NYT raves about Garry Wills’s new book on the QuranHistorians in the News
tags: Islam, religion, Garry Wills, Quran, What the Quran Meant
So what happens when a leading Catholic intellectual reads the Quran, especially one as attuned to language as Garry Wills? The answer, as unlikely as it may seem at first glance, is a delight. Which makes it a shame that his book is ill-served by its title.

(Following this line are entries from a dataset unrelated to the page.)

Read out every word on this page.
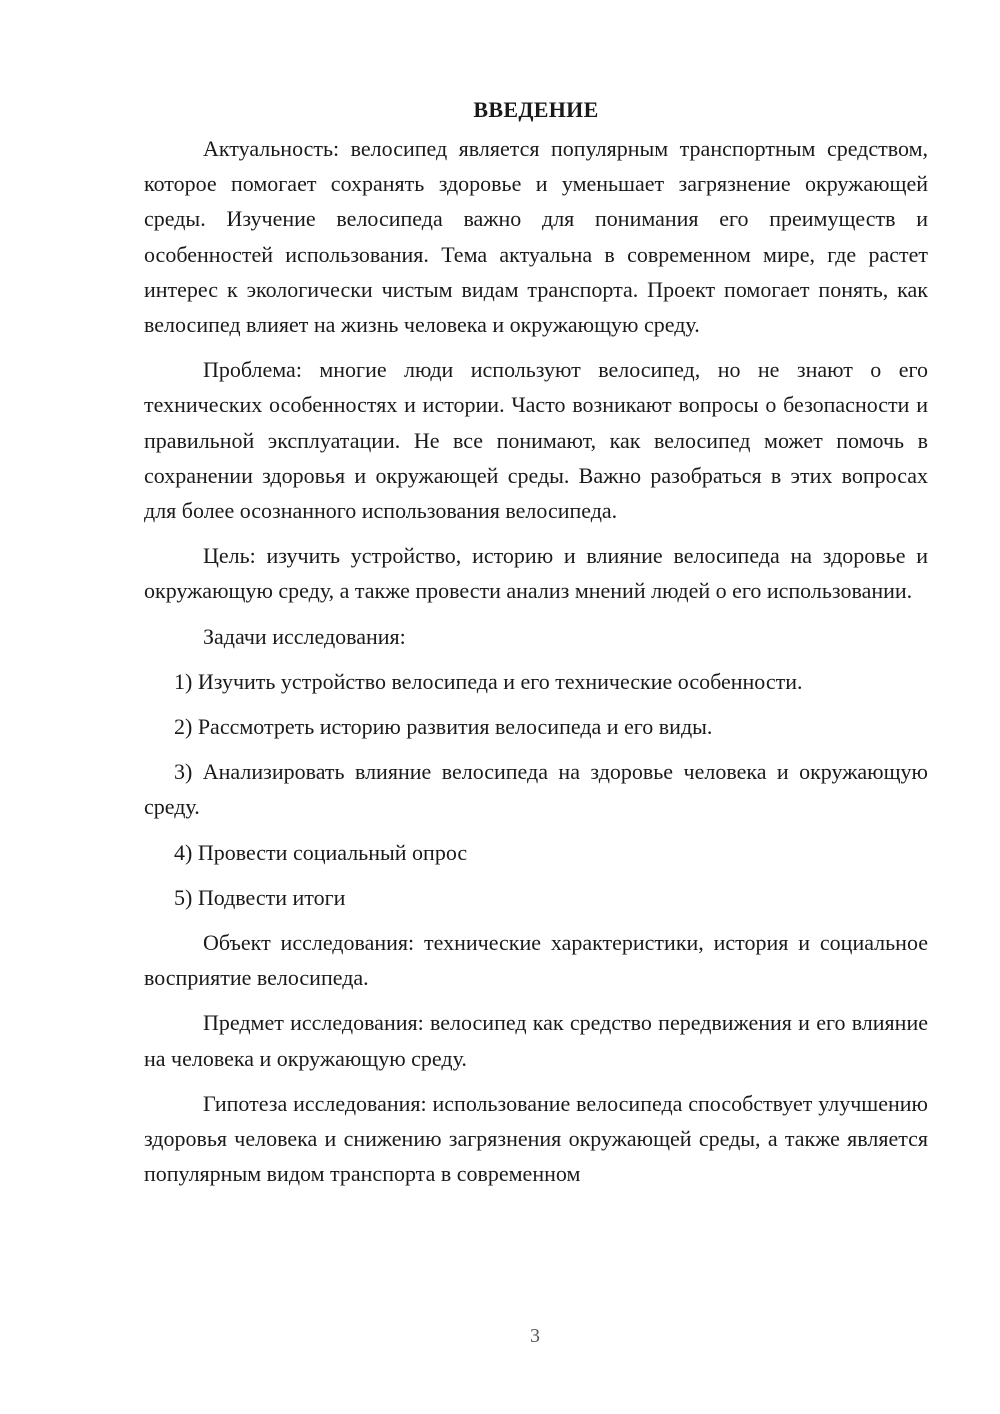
ВВЕДЕНИЕ

Актуальность: велосипед является популярным транспортным средством, которое помогает сохранять здоровье и уменьшает загрязнение окружающей среды. Изучение велосипеда важно для понимания его преимуществ и особенностей использования. Тема актуальна в современном мире, где растет интерес к экологически чистым видам транспорта. Проект помогает понять, как велосипед влияет на жизнь человека и окружающую среду.

Проблема: многие люди используют велосипед, но не знают о его технических особенностях и истории. Часто возникают вопросы о безопасности и правильной эксплуатации. Не все понимают, как велосипед может помочь в сохранении здоровья и окружающей среды. Важно разобраться в этих вопросах для более осознанного использования велосипеда.

Цель: изучить устройство, историю и влияние велосипеда на здоровье и окружающую среду, а также провести анализ мнений людей о его использовании.

Задачи исследования:

1) Изучить устройство велосипеда и его технические особенности.

2) Рассмотреть историю развития велосипеда и его виды.

3) Анализировать влияние велосипеда на здоровье человека и окружающую среду.

4) Провести социальный опрос

5) Подвести итоги

Объект исследования: технические характеристики, история и социальное восприятие велосипеда.

Предмет исследования: велосипед как средство передвижения и его влияние на человека и окружающую среду.

Гипотеза исследования: использование велосипеда способствует улучшению здоровья человека и снижению загрязнения окружающей среды, а также является популярным видом транспорта в современном

3
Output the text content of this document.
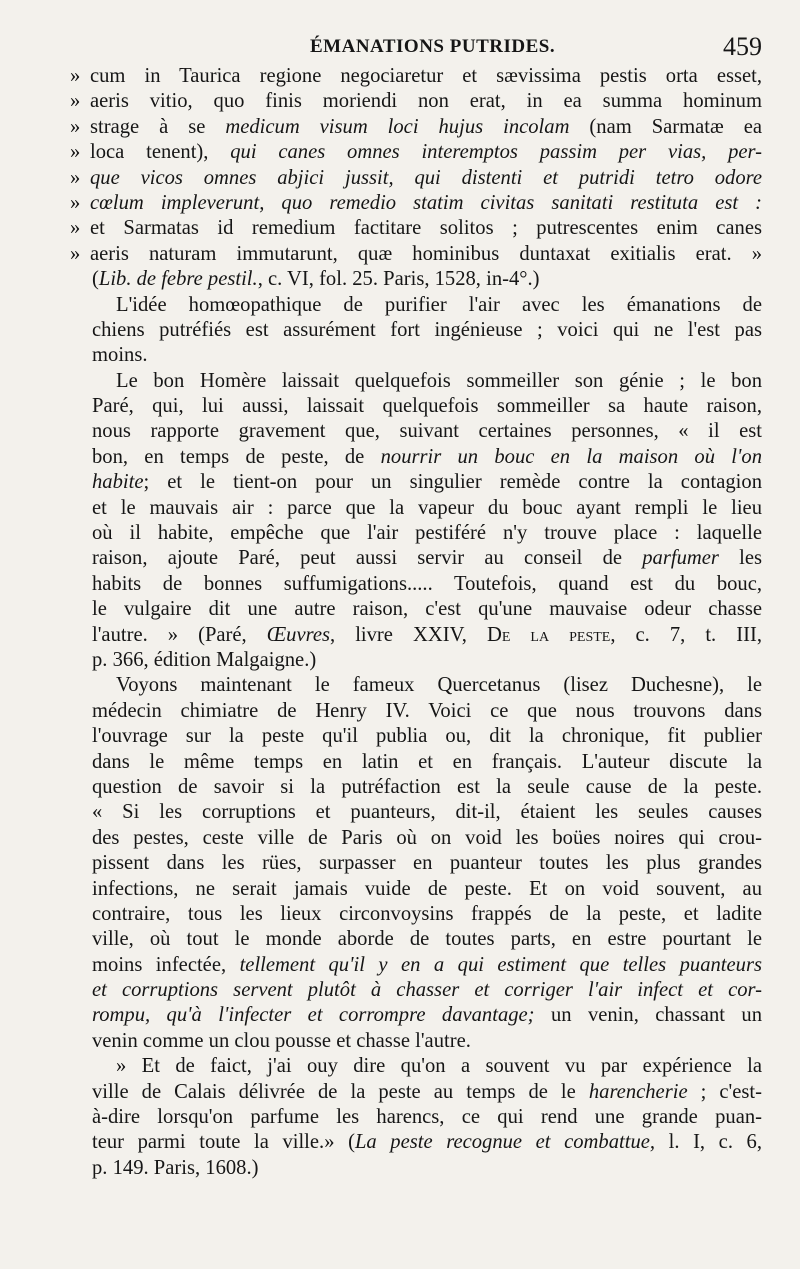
ÉMANATIONS PUTRIDES.	459
» cum in Taurica regione negociaretur et sævissima pestis orta esset,
» aeris vitio, quo finis moriendi non erat, in ea summa hominum
» strage à se medicum visum loci hujus incolam (nam Sarmatæ ea
» loca tenent), qui canes omnes interemptos passim per vias, per-
» que vicos omnes abjici jussit, qui distenti et putridi tetro odore
» cœlum impleverunt, quo remedio statim civitas sanitati restituta est :
» et Sarmatas id remedium factitare solitos ; putrescentes enim canes
» aeris naturam immutarunt, quæ hominibus duntaxat exitialis erat. »
(Lib. de febre pestil., c. VI, fol. 25. Paris, 1528, in-4°.)
L'idée homœopathique de purifier l'air avec les émanations de
chiens putréfiés est assurément fort ingénieuse ; voici qui ne l'est pas
moins.
Le bon Homère laissait quelquefois sommeiller son génie ; le bon
Paré, qui, lui aussi, laissait quelquefois sommeiller sa haute raison,
nous rapporte gravement que, suivant certaines personnes, « il est
bon, en temps de peste, de nourrir un bouc en la maison où l'on
habite; et le tient-on pour un singulier remède contre la contagion
et le mauvais air : parce que la vapeur du bouc ayant rempli le lieu
où il habite, empêche que l'air pestiféré n'y trouve place : laquelle
raison, ajoute Paré, peut aussi servir au conseil de parfumer les
habits de bonnes suffumigations..... Toutefois, quand est du bouc,
le vulgaire dit une autre raison, c'est qu'une mauvaise odeur chasse
l'autre. » (Paré, Œuvres, livre XXIV, De la peste, c. 7, t. III,
p. 366, édition Malgaigne.)
Voyons maintenant le fameux Quercetanus (lisez Duchesne), le
médecin chimiatre de Henry IV. Voici ce que nous trouvons dans
l'ouvrage sur la peste qu'il publia ou, dit la chronique, fit publier
dans le même temps en latin et en français. L'auteur discute la
question de savoir si la putréfaction est la seule cause de la peste.
« Si les corruptions et puanteurs, dit-il, étaient les seules causes
des pestes, ceste ville de Paris où on void les boües noires qui crou-
pissent dans les rües, surpasser en puanteur toutes les plus grandes
infections, ne serait jamais vuide de peste. Et on void souvent, au
contraire, tous les lieux circonvoysins frappés de la peste, et ladite
ville, où tout le monde aborde de toutes parts, en estre pourtant le
moins infectée, tellement qu'il y en a qui estiment que telles puanteurs
et corruptions servent plutôt à chasser et corriger l'air infect et cor-
rompu, qu'à l'infecter et corrompre davantage; un venin, chassant un
venin comme un clou pousse et chasse l'autre.
» Et de faict, j'ai ouy dire qu'on a souvent vu par expérience la
ville de Calais délivrée de la peste au temps de le harencherie ; c'est-
à-dire lorsqu'on parfume les harencs, ce qui rend une grande puan-
teur parmi toute la ville.» (La peste recognue et combattue, l. I, c. 6,
p. 149. Paris, 1608.)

Wills is hardly so presumptuous as to try to explain what the Quran means — or “meant,” that past tense evidently the heavy hand of the marketing department trying to link to previous Wills books on what Jesus, the Gospels and Paul all meant. Even the cover design is similar. And the subtitle (again I suspect a marketing decision, going for the obvious) refers to what prompted Wills to read the Quran. In his case, it was politics. He blasts away at the multiple varieties of religious and secular ignorance that led to the invasion of Iraq and thus to one of America’s longest foreign wars. He also includes a third kind of ignorance — the “fearful ignorance” displayed in “anti-Muslim animus,” too often reminiscent of the anti-Communist hysteria of the Cold War.
Once he gets to the Quran itself, however, Wills shines. With the same sensitive eye deployed in his Pulitzer-winning “Lincoln at Gettysburg,” he approaches the text in the spirit of exploration, bringing fresh perspective even for those who imagine they already know it well.
The Quran is “haunted” by the desert, he writes. “Nowhere else do you get a greater feel for the benignity of rain — or of water in any form.” Where heaven is “an urban ideal” in the Bible (the heavenly Jerusalem), in the Quran it’s “the oasis of oases, rinsed with sweet waters, with rivers running on it and under it, and with springs opening unbidden.” And in a lovely coda to that observation, he adds: “When I was growing up in the 1940s, a song was everywhere on the radio, ‘Cool Water’ sung by Vaughn Monroe. As I read the Quran, it keeps coming back to me, unbidden.”
Where Wills’s Catholicism might have limited how he reads the Quran, on the contrary, he brings it to bear in interesting ways. I can’t think of anyone else who could place quotes from St. Augustine and the Quran side by side, enjoying both the unlikeliness and the aptness of the juxtaposition. Or revel in both the similarities and the disparities between the biblical and the Quranic versions of the stories of Moses, Abraham and Jesus (all three of whom, along with many other figures from the Bible, are revered prophets in the Quran).